Um mês após a entrada em vigor da nova lei do álcool, Higor Almeida falava à Inforpress no sentido de elencar alguns benefícios que a nova lei trouxe aos cidadãos da ilha Brava e que têm minimizado algumas situações antes recorrentes.

Neste sentido, referiu a “diminuição considerável” do número de pessoas em estado de embriaguez que antes circulavam pelas ruas, a permanência de crianças nos estabelecimentos de venda de bebidas alcoólicas e redução de alguns conflitos devido ao uso abusivo do álcool, entre outros.

Segundo a mesma fonte, desde a data em que entrou em vigor até agora não depararam com “nenhuma situação anormal”, já que, admitiu, tanto os comerciantes como os consumidores têm estado a cumprir e a observar as normas e os requisitos desta lei.

Nos estabelecimentos comerciais, salientou que em mais de 90 por cento (%) já se observam as normas, desde a sinalização do espaço reservado a venda de bebidas alcoólicas, colocação de proibição de vendas a menores e tradução dos rótulos das bebidas que não estão em português, entre outras normas que a lei exige.
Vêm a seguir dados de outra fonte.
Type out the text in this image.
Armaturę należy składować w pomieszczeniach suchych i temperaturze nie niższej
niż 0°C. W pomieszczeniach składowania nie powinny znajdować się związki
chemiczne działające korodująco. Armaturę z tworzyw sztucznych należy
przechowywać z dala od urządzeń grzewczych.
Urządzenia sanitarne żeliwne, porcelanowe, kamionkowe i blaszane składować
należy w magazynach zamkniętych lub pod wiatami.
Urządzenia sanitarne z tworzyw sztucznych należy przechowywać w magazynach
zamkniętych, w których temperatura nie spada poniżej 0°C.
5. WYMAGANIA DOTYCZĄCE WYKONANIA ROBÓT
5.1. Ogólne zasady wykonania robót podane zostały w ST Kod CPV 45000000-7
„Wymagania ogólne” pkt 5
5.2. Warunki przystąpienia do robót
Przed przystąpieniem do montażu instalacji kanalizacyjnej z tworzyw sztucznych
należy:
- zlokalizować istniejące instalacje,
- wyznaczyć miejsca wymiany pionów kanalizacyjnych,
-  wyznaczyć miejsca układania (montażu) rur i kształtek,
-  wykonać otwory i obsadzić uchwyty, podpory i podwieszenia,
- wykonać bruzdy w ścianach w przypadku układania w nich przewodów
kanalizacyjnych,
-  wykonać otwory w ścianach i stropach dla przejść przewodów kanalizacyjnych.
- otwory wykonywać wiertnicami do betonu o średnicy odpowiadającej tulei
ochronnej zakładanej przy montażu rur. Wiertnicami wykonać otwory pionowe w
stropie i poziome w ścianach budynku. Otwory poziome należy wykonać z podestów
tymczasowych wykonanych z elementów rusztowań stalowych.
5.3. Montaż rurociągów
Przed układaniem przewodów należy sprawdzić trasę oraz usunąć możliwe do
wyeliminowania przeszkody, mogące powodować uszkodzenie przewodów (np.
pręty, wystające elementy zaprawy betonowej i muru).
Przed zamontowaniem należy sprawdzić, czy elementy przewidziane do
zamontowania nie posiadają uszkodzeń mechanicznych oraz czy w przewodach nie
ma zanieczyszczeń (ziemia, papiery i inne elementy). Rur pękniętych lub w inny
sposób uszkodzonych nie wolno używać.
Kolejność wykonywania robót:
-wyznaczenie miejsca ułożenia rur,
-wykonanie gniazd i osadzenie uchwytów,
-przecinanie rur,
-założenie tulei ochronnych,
Da fiscalização e rondas da polícia local, segundo a mesma fonte, tem-se notado que o álcool tem estado a ser consumido, mas não fora das normas que a lei exige e impõe, ou seja, as autoridades não se têm deparado com pessoas a consumirem bebidas alcoólicas e nem encontram mendante hiores nos espaços de consumo de bebidas alcoólicas.

A preocupação, salientou Higor Almeida, prende-se com o facto de ainda existirem pessoas a tentar entrar com aguardente na ilha, sem os requisitos exigidos pelo Serviço da Inspecção-geral das Actividades Económicas (IGAE).

Segundo a mesma fonte, no passado fim-de-semana, numa operação de fiscalização, a polícia apreendeu 400 litros de aguardente e o caso já está entregue ao IGAE para dar seguimento ao processo, e avisa que a equipa policial “está atenta” para “cumprir e fazer cumprir” a lei.

“Como autoridade não baixamos a guarda, não vamos facilitar ninguém, qualquer anomalia no transporte de bebidas fazemos a apreensão e damos conhecimento à IGAE”, reiterou Higor Almeida, que acrescentou que muitas vezes as pessoas dizem que é um investimento, mas lembrou também que a polícia existe para cumprir a lei e garantir a segurança dos consumidores.